Peregrine Program in Chicago, IL
April 16- May 15
by Michelle Heinz
Joan Waltemath is a painter’s painter. While artistic experimentation has been a kind of tour-de-force, somewhere outside of painting, Waltemath has aggressively insisted that paint is still a frontier. It is left to wonder how obviously challenging her paintings and drawings appear to those who have no relationship with paint, given the balanced arrangement of lines and rectangles. Yet the aesthetic discoveries in her solo show Contingencies are a delight. Joan Waltemath’s methodology of experimentation renders a subtle but riveting combination of materials that engage both optics and kinetics.
Contingencies is an exhibition so full of nuance that the desire to spend several days viewing the exhibition is a strong one. The light that pours in through the large windows of Edmund Chia’s one-room gallery has all of the peace portrayed in a Vermeer, allowing the color transitions in Waltemath’s work a chance to really pop. The phenomenon of light is one that has been at the core of artistic production for centuries. The light here changes softly as the overcast skies of Chicago gently release it to the river outside Chia’s windows giving the reflective metallic surfaces and transparent depths of Waltemath’s work a chance to really sing.
The paintings have the effect of continuously appearing new since each work changes significantly with the moving volume of light. The shift in appearance extends even into darkness, when some of pieces emit light that has been previously captured through the artist’s use of phosphorescent pigments. But the form and composition of each work is meticulously upheld, even during the transition of sunlight that diminishes into moonlight.
Through experimentation and tenaciousness Waltemath produces paintings that imbue feelings of freedom. As viewers, we are not obligated to one viewing spot. The paintings are free as well and can be hung at any height. Perhaps, this is another reason why the exhibition begs the viewer to engage the work from different angles, leading one to move around and within the space in order to position oneself in relation to the installation.
Waltemath’s straight lines hold substance within them even if they appear as either thin slivers or more plank-like. From base to surface, the artist’s involvement with material experimentation echoes the relentless desire to create space within an irregular grid.
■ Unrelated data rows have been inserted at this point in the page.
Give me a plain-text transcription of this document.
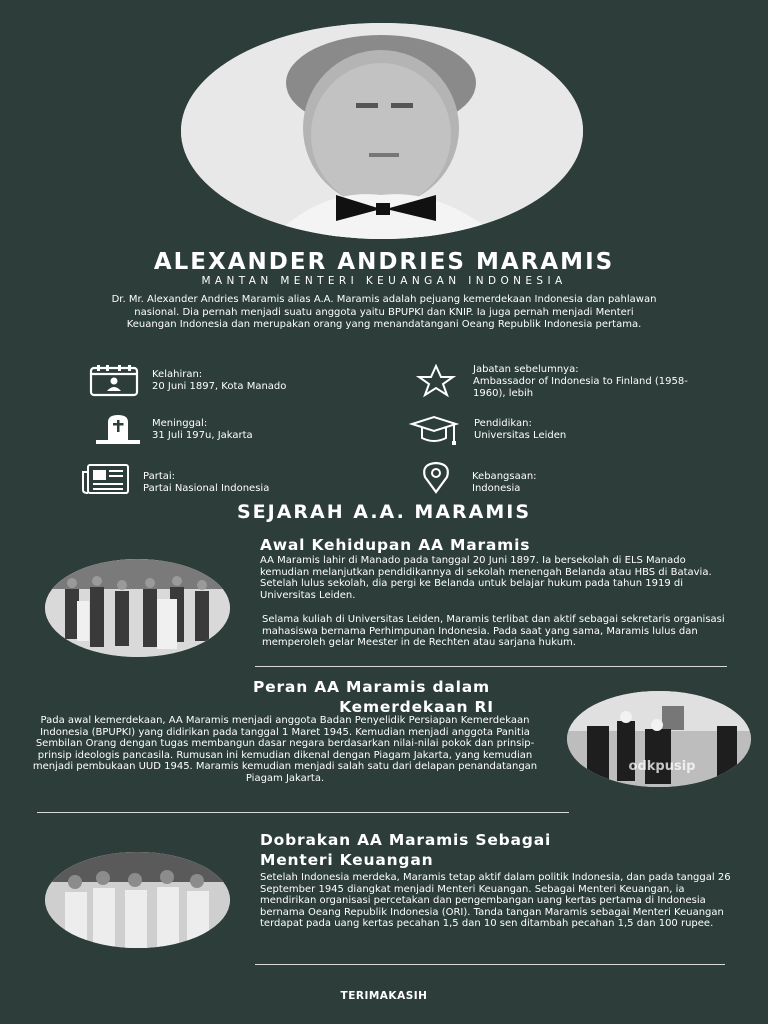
ALEXANDER ANDRIES MARAMIS
MANTAN MENTERI KEUANGAN INDONESIA
Dr. Mr. Alexander Andries Maramis alias A.A. Maramis adalah pejuang kemerdekaan Indonesia dan pahlawan nasional. Dia pernah menjadi suatu anggota yaitu BPUPKI dan KNIP. Ia juga pernah menjadi Menteri Keuangan Indonesia dan merupakan orang yang menandatangani Oeang Republik Indonesia pertama.
Kelahiran:
20 Juni 1897, Kota Manado
Jabatan sebelumnya:
Ambassador of Indonesia to Finland (1958-1960), lebih
Meninggal:
31 Juli 197u, Jakarta
Pendidikan:
Universitas Leiden
Partai:
Partai Nasional Indonesia
Kebangsaan:
Indonesia
SEJARAH A.A. MARAMIS
Awal Kehidupan AA Maramis
AA Maramis lahir di Manado pada tanggal 20 Juni 1897. Ia bersekolah di ELS Manado kemudian melanjutkan pendidikannya di sekolah menengah Belanda atau HBS di Batavia. Setelah lulus sekolah, dia pergi ke Belanda untuk belajar hukum pada tahun 1919 di Universitas Leiden.
Selama kuliah di Universitas Leiden, Maramis terlibat dan aktif sebagai sekretaris organisasi mahasiswa bernama Perhimpunan Indonesia. Pada saat yang sama, Maramis lulus dan memperoleh gelar Meester in de Rechten atau sarjana hukum.
Peran AA Maramis dalam
Kemerdekaan RI
Pada awal kemerdekaan, AA Maramis menjadi anggota Badan Penyelidik Persiapan Kemerdekaan Indonesia (BPUPKI) yang didirikan pada tanggal 1 Maret 1945. Kemudian menjadi anggota Panitia Sembilan Orang dengan tugas membangun dasar negara berdasarkan nilai-nilai pokok dan prinsip-prinsip ideologis pancasila. Rumusan ini kemudian dikenal dengan Piagam Jakarta, yang kemudian menjadi pembukaan UUD 1945. Maramis kemudian menjadi salah satu dari delapan penandatangan Piagam Jakarta.
odkpusip
Dobrakan AA Maramis Sebagai
Menteri Keuangan
Setelah Indonesia merdeka, Maramis tetap aktif dalam politik Indonesia, dan pada tanggal 26 September 1945 diangkat menjadi Menteri Keuangan. Sebagai Menteri Keuangan, ia mendirikan organisasi percetakan dan pengembangan uang kertas pertama di Indonesia bernama Oeang Republik Indonesia (ORI). Tanda tangan Maramis sebagai Menteri Keuangan terdapat pada uang kertas pecahan 1,5 dan 10 sen ditambah pecahan 1,5 dan 100 rupee.
TERIMAKASIH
In odd ways she is breaking all of the rules of the narrow passageways outlined by Modernism.
It is the combination of material jurisprudence, a painting’s objectness, with a free-floating conversation on space where Waltemath stakes out her territory. Many openings vacillate between flatness and illusionistic rendering. These imply many circulations in the narratives of position. Flatness is also an illusion, as when we look at the flat disc of the full moon. One could suggest that Waltemath’s engagement of perception, in order to reopen the visual frontier, is ultimately scientific.